The reporter="destination" filter is important: Envoy emits duplicate metrics from both the source sidecar (reporter=source) and the destination sidecar (reporter=destination). Using destination avoids double-counting and gives you the latency as seen by the receiving end, which is the correct view for SLO compliance. Use reporter=source only when you specifically need the client-perceived latency including network transit time.

Linkerd observability — same signals, different shape: Linkerd emits the same golden signals via its own metric names: request_total, response_latency_ms_bucket, tcp_open_connections. The Linkerd Viz extension ships a set of Grafana dashboards and a CLI: linkerd viz stat deploy gives you a live terminal table of success rate, RPS, and p99 latency per deployment. linkerd viz edges shows the mTLS status of every pod-to-pod edge. linkerd viz tap deploy/payments --to deploy/database streams live request details — method, path, response code, latency — without a full trace backend. This tap feature is the Linkerd equivalent of Envoy's access logs and is invaluable during development.

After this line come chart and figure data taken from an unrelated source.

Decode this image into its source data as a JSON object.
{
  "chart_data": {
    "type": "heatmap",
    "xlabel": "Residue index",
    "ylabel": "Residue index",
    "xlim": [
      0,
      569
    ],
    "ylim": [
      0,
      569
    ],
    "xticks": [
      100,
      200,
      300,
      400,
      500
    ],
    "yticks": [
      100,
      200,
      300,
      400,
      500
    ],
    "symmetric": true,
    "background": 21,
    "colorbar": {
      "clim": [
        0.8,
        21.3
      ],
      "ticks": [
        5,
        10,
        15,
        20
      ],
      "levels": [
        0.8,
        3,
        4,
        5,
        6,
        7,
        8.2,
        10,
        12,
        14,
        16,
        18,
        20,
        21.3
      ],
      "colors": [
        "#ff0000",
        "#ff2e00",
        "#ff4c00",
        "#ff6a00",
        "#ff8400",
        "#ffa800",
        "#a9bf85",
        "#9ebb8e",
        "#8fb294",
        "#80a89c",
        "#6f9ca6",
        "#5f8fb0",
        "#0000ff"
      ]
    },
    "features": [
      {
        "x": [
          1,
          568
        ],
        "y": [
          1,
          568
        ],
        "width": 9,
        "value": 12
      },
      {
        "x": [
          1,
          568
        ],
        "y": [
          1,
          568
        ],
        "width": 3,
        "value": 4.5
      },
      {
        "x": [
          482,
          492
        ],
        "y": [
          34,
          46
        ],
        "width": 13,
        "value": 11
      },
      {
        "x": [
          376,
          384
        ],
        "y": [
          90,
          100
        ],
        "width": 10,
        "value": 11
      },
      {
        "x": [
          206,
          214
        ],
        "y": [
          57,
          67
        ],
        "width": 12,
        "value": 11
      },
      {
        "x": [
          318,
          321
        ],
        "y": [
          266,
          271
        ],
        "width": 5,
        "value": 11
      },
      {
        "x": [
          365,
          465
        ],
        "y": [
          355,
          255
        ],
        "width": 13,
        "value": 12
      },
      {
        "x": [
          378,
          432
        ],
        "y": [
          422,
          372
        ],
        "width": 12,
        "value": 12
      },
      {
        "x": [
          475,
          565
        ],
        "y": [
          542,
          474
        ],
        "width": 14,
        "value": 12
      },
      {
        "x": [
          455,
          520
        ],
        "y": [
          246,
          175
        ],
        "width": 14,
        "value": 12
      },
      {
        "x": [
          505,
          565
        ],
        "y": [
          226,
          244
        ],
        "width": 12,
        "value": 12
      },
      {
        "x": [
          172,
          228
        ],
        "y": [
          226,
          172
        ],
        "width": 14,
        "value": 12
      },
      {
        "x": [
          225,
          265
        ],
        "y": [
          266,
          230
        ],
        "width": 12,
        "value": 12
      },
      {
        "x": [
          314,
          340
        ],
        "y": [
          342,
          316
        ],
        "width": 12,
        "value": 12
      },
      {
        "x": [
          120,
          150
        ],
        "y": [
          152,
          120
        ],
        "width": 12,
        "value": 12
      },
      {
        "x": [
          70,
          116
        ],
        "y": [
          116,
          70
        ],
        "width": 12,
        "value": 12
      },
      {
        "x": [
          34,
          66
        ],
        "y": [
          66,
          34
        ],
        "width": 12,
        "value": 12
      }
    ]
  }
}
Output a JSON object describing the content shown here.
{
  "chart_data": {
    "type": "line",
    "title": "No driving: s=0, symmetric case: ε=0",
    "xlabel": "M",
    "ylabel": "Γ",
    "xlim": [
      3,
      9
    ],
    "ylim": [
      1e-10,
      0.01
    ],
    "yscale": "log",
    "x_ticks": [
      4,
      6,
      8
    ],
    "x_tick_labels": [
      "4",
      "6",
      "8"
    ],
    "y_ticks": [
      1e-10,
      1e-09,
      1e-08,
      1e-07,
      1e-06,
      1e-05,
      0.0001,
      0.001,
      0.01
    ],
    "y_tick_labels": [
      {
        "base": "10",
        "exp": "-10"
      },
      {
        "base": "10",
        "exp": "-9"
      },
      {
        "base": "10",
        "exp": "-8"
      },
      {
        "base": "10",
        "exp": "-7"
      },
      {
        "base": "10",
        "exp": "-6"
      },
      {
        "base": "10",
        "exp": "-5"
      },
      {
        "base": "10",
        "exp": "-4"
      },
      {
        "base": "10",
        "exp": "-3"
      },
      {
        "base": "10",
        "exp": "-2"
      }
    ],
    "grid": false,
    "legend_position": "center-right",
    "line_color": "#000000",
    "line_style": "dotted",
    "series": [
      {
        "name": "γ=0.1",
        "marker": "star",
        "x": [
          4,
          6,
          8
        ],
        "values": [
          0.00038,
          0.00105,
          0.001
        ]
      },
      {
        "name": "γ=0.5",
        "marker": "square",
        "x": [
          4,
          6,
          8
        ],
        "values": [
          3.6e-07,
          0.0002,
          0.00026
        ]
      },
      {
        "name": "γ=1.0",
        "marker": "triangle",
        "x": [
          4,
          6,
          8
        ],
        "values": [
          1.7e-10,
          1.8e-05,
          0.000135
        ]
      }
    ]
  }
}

Connecting Metrics, Traces, and Logs: Exemplars

The final piece of production mesh observability is exemplar linkage — the ability to click on a spike in a Grafana latency panel and jump directly to a representative trace. Prometheus 2.43+ supports native exemplars: a histogram bucket can carry a trace_id label alongside the observation. Envoy 1.24+ emits exemplars when tracing is enabled.

With Grafana 9+, a latency panel backed by a Prometheus histogram with exemplars shows scatter dots overlaid on the quantile line. Each dot is a real request with a real trace ID. Clicking a dot opens Jaeger or Tempo filtered to that trace. This closes the loop: you see the p99 spike in your SLO dashboard, click the worst exemplar, land on the trace waterfall that shows exactly which service and which downstream call drove the spike. No grep, no log correlation, no context switching between four tools.

At organizations running hundreds of services — Airbnb, Pinterest, Shopify — the exemplar linkage pattern is considered mandatory for any latency SLO dashboard. The mesh provides the trace IDs for free; the only requirement is Prometheus scraping with exemplar support (--enable-feature=exemplar-storage flag on Prometheus) and a Grafana data source configured to use them.